Friday 19th May 2023
Nick Dubois

Welcome to the first news item published on the CDMS/CDT website. This article will be updated over time as it is an ongoing experiment.

As many of us know, there has been a dramatic decline in insects in many parts of the world, especially pollinating insects. This trend has more than one cause and we will look at that in subsequent pieces.

CDT is now in control of a few acres of land in the French Pyrenees that used to be grazed by cattle, but for the last three years has been left fallow. This is obviously a normal farming practice, but in this case CDT has decided to install an experiment on what was farmland to investigate how small areas of land on farms, set aside, can help increase the number of insect species.

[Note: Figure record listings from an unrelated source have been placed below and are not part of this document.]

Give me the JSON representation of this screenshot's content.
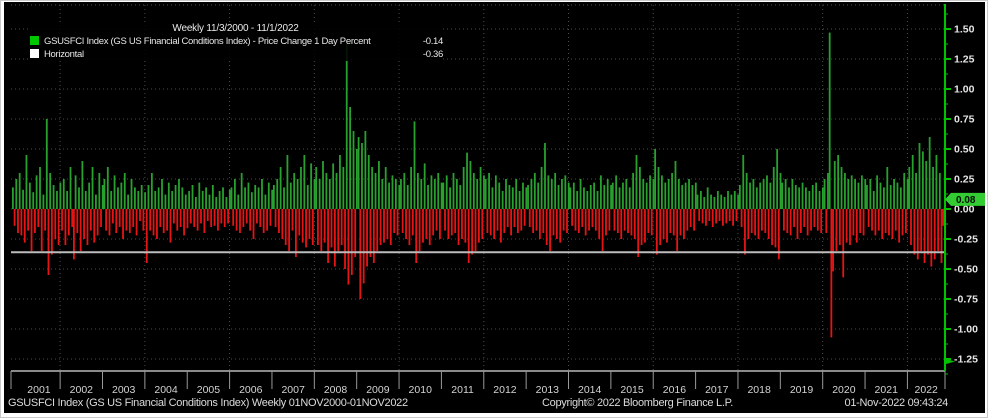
{
  "legend": {
    "title": "Weekly 11/3/2000 - 11/1/2022",
    "series": [
      {
        "swatch_color": "#00c800",
        "label": "GSUSFCI Index (GS US Financial Conditions Index) - Price Change 1 Day Percent",
        "value": "-0.14"
      },
      {
        "swatch_color": "#ffffff",
        "label": "Horizontal",
        "value": "-0.36"
      }
    ]
  },
  "footer": {
    "left": "GSUSFCI Index (GS US Financial Conditions Index)  Weekly 01NOV2000-01NOV2022",
    "center": "Copyright© 2022 Bloomberg Finance L.P.",
    "right": "01-Nov-2022 09:43:24"
  },
  "axis": {
    "last_value_badge": "0.08",
    "y_tick_labels": [
      "1.50",
      "1.25",
      "1.00",
      "0.75",
      "0.50",
      "0.25",
      "0.00",
      "-0.25",
      "-0.50",
      "-0.75",
      "-1.00",
      "-1.25"
    ]
  },
  "colors": {
    "background": "#000000",
    "up_bar": "#28a12e",
    "down_bar": "#e81414",
    "axis_green": "#00c200",
    "horizontal_line": "#bcbcbc",
    "grid": "#4a4a4a",
    "tick_text": "#e6e6e6",
    "year_text": "#d4d4d4",
    "badge_fill": "#33cc33",
    "badge_text": "#031003",
    "x_axis_line": "#8a8a8a"
  },
  "chart_data": {
    "type": "bar",
    "title": "Weekly 11/3/2000 - 11/1/2022",
    "series_name": "GSUSFCI Index (GS US Financial Conditions Index) - Price Change 1 Day Percent",
    "xlabel": "",
    "ylabel": "Price Change 1 Day Percent",
    "x_start": "2000-11-03",
    "x_end": "2022-11-01",
    "frequency": "weekly",
    "ylim": [
      -1.34,
      1.72
    ],
    "grid": "dotted",
    "legend_position": "top-left",
    "horizontal_line": -0.36,
    "last_change": -0.14,
    "last_index_level_badge": 0.08,
    "x_tick_years": [
      2001,
      2002,
      2003,
      2004,
      2005,
      2006,
      2007,
      2008,
      2009,
      2010,
      2011,
      2012,
      2013,
      2014,
      2015,
      2016,
      2017,
      2018,
      2019,
      2020,
      2021,
      2022
    ],
    "grid_years": [
      2002,
      2004,
      2006,
      2008,
      2010,
      2012,
      2014,
      2016,
      2018,
      2020,
      2022
    ],
    "y_ticks": [
      1.5,
      1.25,
      1.0,
      0.75,
      0.5,
      0.25,
      0.0,
      -0.25,
      -0.5,
      -0.75,
      -1.0,
      -1.25
    ],
    "points_per_year": 25,
    "lead_in_points": 4,
    "values_scale": 0.01,
    "values_x100": [
      18,
      -14,
      25,
      -20,
      30,
      -22,
      16,
      -28,
      45,
      -18,
      22,
      -35,
      14,
      -20,
      28,
      -15,
      35,
      -35,
      12,
      -18,
      75,
      -55,
      30,
      -38,
      20,
      -25,
      15,
      -30,
      22,
      -18,
      25,
      -30,
      15,
      -22,
      35,
      -15,
      -42,
      28,
      -20,
      18,
      -35,
      40,
      -25,
      15,
      -30,
      22,
      -18,
      35,
      -28,
      12,
      -22,
      30,
      -15,
      20,
      25,
      -18,
      35,
      -22,
      15,
      -12,
      28,
      -20,
      18,
      -15,
      22,
      -25,
      30,
      -18,
      12,
      -20,
      25,
      -15,
      18,
      -22,
      15,
      -10,
      20,
      -18,
      14,
      -45,
      20,
      -18,
      30,
      -22,
      15,
      -25,
      18,
      -15,
      25,
      -20,
      12,
      -18,
      22,
      -28,
      15,
      -12,
      20,
      -18,
      25,
      -15,
      18,
      -22,
      12,
      -16,
      15,
      -12,
      20,
      -15,
      10,
      -18,
      22,
      -12,
      15,
      -20,
      18,
      -10,
      12,
      -15,
      20,
      -14,
      10,
      -18,
      15,
      -12,
      18,
      -15,
      10,
      -12,
      16,
      18,
      -14,
      25,
      -18,
      12,
      -20,
      30,
      -15,
      18,
      -12,
      22,
      -18,
      14,
      -25,
      20,
      -12,
      18,
      -15,
      25,
      -20,
      12,
      -18,
      22,
      -14,
      16,
      20,
      -15,
      25,
      -20,
      35,
      -25,
      18,
      -30,
      45,
      -35,
      22,
      -18,
      30,
      -40,
      25,
      -22,
      35,
      -28,
      45,
      -32,
      20,
      -25,
      38,
      -30,
      25,
      35,
      -30,
      25,
      -35,
      40,
      -28,
      30,
      -45,
      25,
      -32,
      38,
      -48,
      30,
      -35,
      45,
      -30,
      35,
      -50,
      138,
      -63,
      85,
      -55,
      65,
      -40,
      50,
      60,
      -75,
      55,
      -62,
      65,
      -48,
      45,
      -40,
      35,
      -45,
      30,
      -35,
      40,
      -30,
      25,
      -28,
      35,
      -25,
      22,
      -30,
      28,
      -20,
      25,
      -22,
      20,
      25,
      -20,
      30,
      -25,
      20,
      -30,
      35,
      -22,
      73,
      -45,
      30,
      -35,
      25,
      -28,
      38,
      -25,
      20,
      -30,
      28,
      -22,
      25,
      -18,
      30,
      -25,
      22,
      22,
      -18,
      28,
      -25,
      18,
      -22,
      30,
      -20,
      25,
      -30,
      20,
      -25,
      35,
      -28,
      47,
      -45,
      40,
      -38,
      30,
      -35,
      25,
      -28,
      35,
      -25,
      28,
      25,
      -20,
      30,
      -22,
      18,
      -25,
      28,
      -18,
      22,
      -28,
      15,
      -20,
      25,
      -15,
      20,
      -22,
      18,
      -15,
      25,
      -20,
      15,
      -18,
      22,
      -14,
      18,
      20,
      -15,
      25,
      -20,
      30,
      -18,
      22,
      -25,
      35,
      -20,
      55,
      -30,
      28,
      -35,
      25,
      -22,
      30,
      -25,
      20,
      -28,
      25,
      -18,
      28,
      -20,
      22,
      18,
      -14,
      22,
      -18,
      15,
      -20,
      25,
      -15,
      18,
      -22,
      15,
      -18,
      20,
      -15,
      22,
      -18,
      15,
      -25,
      28,
      -35,
      20,
      -22,
      25,
      -18,
      20,
      22,
      -18,
      28,
      -20,
      18,
      -25,
      22,
      -18,
      25,
      -20,
      18,
      -22,
      30,
      -25,
      45,
      -40,
      35,
      -30,
      25,
      -28,
      22,
      -20,
      28,
      -22,
      25,
      50,
      -38,
      35,
      -30,
      28,
      -25,
      22,
      -28,
      25,
      -20,
      30,
      -22,
      40,
      -35,
      25,
      -22,
      20,
      -25,
      22,
      -18,
      25,
      -15,
      20,
      -18,
      22,
      12,
      -10,
      15,
      -12,
      10,
      -14,
      18,
      -10,
      12,
      -15,
      10,
      -12,
      15,
      -10,
      12,
      -14,
      10,
      -12,
      15,
      -10,
      12,
      -14,
      15,
      -10,
      12,
      20,
      -15,
      45,
      -38,
      30,
      -25,
      22,
      -20,
      25,
      -22,
      18,
      -25,
      22,
      -18,
      25,
      -20,
      28,
      -25,
      22,
      -30,
      35,
      -32,
      50,
      -42,
      30,
      22,
      -18,
      25,
      -20,
      18,
      -22,
      25,
      -15,
      20,
      -25,
      18,
      -20,
      22,
      -15,
      18,
      -22,
      15,
      -18,
      20,
      -15,
      22,
      -18,
      15,
      -20,
      18,
      25,
      -20,
      30,
      147,
      -107,
      -52,
      40,
      -35,
      45,
      -30,
      35,
      -57,
      30,
      -28,
      25,
      -30,
      28,
      -22,
      25,
      -28,
      22,
      -20,
      28,
      -22,
      25,
      20,
      -15,
      25,
      -18,
      15,
      -22,
      28,
      -18,
      22,
      -25,
      18,
      -20,
      35,
      -22,
      20,
      -25,
      25,
      -18,
      22,
      -28,
      18,
      -22,
      30,
      -20,
      25,
      35,
      -30,
      45,
      -38,
      30,
      -42,
      55,
      -35,
      48,
      -45,
      40,
      -38,
      60,
      -48,
      35,
      -42,
      45,
      -35,
      30,
      -45,
      -14
    ]
  }
}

The land is on a slope, facing north but gains a lot of sunshine. The top two acres are being cut into strips, each being cut a month apart. There will be a control strip allowed to continue growing and a strip continuously cut short each month. The lower two acres are being left to return to the wild, a rewilding project on a small scale. This looks at how quickly plants, mainly tree species, can disperse uphill and what species are identified. This will add to the two acres of forest that now has no cattle roaming through it and no hunting.

The goal of these experiments is to gain primary data that can be researched and used to help land owners understand what they can do to increase insect species. This is an ongoing long term experiment that will be updated regularly.

● All information above is directly from the source, CDT.